Бюлов опять замолчал, на этот раз что-то спокойно обдумывая, а затем негромко, но решительно произнес:
– Господин посол! Папен – не дипломат старой формации, и это особенно обнаружилось в его интервью. Он отличается и от своих предшественников, как от Брюнинга, так и от Штреземана.
Бюлов остановился, а потом закончил:
– Он бросает слова, прежде чем хорошо подумать о том, следовало ли их бросать. И это многое портит ему...
– Только ему?
– Ну, конечно, и Германии...
Заметим, читатель, что как в этот раз, так и ранее, и позже, немцы не тыкали нашему полпреду в глаза незаживающей рукой Твардовски... Принципиальность по мелочам (а в то бурное время даже московский суперинцидент был все же мелочью) – это принципиальность мелочных людей.
Увы, Наркоминдел СССР образца Литвинова все более скатывался на именно подобную «принципиальную» позицию...

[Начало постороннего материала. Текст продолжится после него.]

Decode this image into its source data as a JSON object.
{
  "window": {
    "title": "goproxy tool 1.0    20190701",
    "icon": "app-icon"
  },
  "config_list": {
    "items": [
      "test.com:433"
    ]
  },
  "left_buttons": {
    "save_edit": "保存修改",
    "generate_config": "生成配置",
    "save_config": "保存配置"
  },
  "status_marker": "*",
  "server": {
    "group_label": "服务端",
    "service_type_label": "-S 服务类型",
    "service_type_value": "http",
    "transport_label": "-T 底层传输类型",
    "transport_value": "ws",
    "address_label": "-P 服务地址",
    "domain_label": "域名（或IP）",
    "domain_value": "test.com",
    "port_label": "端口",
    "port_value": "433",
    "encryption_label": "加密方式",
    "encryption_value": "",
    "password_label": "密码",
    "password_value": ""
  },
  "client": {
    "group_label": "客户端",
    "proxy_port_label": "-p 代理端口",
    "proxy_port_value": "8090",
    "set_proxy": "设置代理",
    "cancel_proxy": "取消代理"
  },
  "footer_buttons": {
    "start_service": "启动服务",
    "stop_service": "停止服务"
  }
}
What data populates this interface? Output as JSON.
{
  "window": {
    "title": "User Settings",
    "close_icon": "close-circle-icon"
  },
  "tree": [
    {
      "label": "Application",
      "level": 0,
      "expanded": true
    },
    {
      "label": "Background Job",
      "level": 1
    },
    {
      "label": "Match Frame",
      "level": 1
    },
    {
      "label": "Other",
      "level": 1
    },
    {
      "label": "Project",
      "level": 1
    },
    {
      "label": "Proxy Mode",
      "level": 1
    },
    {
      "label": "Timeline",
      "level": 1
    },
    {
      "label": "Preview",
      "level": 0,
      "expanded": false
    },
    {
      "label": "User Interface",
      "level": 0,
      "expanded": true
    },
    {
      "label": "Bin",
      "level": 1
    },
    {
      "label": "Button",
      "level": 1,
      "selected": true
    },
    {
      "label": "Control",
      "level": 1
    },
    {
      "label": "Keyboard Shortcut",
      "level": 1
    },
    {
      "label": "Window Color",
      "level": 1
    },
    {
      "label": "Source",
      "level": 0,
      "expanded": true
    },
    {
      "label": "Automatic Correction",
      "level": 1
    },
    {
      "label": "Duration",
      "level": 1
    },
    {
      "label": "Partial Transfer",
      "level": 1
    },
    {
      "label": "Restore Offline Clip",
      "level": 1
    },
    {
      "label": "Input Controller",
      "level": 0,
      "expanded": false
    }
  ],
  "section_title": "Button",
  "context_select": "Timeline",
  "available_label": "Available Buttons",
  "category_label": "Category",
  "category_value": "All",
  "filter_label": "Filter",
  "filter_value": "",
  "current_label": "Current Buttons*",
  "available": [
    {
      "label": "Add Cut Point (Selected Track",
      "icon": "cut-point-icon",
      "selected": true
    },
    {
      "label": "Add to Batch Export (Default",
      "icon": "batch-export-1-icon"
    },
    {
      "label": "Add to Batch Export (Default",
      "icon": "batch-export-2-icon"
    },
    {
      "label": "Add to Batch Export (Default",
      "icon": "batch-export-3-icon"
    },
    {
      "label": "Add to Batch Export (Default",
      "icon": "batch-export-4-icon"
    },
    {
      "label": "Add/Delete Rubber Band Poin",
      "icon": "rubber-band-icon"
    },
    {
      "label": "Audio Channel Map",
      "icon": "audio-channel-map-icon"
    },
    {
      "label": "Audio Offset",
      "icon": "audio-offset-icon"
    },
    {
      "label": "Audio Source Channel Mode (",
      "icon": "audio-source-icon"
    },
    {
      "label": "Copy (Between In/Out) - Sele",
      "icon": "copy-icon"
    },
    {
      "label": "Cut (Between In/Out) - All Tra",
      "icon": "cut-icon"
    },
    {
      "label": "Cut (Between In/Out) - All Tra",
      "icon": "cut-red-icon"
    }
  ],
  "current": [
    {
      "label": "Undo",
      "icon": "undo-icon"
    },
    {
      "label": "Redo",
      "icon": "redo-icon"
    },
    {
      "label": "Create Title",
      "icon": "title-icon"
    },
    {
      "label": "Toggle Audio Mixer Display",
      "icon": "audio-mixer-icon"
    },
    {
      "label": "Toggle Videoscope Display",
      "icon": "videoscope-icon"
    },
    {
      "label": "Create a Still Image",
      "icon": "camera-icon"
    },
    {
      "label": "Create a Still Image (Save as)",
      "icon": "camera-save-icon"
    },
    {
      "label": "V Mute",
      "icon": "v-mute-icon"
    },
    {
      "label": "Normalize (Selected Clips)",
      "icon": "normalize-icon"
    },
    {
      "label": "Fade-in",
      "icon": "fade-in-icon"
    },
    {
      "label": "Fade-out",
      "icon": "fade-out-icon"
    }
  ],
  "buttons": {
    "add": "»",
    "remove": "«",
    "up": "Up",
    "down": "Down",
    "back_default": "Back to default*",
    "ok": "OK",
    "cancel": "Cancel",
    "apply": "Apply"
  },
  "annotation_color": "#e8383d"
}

Такие перепалки вредили и Германии, и СССР. Между тем в Германии наступали сложные и неоднозначные времена. А положение Советского Союза перед лицом немцев становилось все более двусмысленным. В качестве страны социализма СССР поддерживал Тельмана и коммунистов. Большинство же немцев Тельмана не хотело.
Напомню, что основных политических сил в Германии тогда было три, и даже четыре: националисты Гугенберга, социал-демократы, коммунисты и Гитлер.
Ни одна из этих сил не имела в самом начале 1930-х годов решающего преимущества, но если бы немецкий избиратель был поставлен перед жестким выбором: «только Тельман, или только, скажем, Гитлер», победил бы Гитлер.
Правда, механический подсчет суммарных голосов, обычно подаваемых за социал-демократов и коммунистов, обеспечивал, вроде бы, победу «левому блоку». Однако это была лишь арифметика для начальной школы. Не раскол лидеров, а раскол в настроениях массы, раскол в стране не позволяли получить работоспособный рейхстаг на основе коалиционного большинства социал-демократов и коммунистов.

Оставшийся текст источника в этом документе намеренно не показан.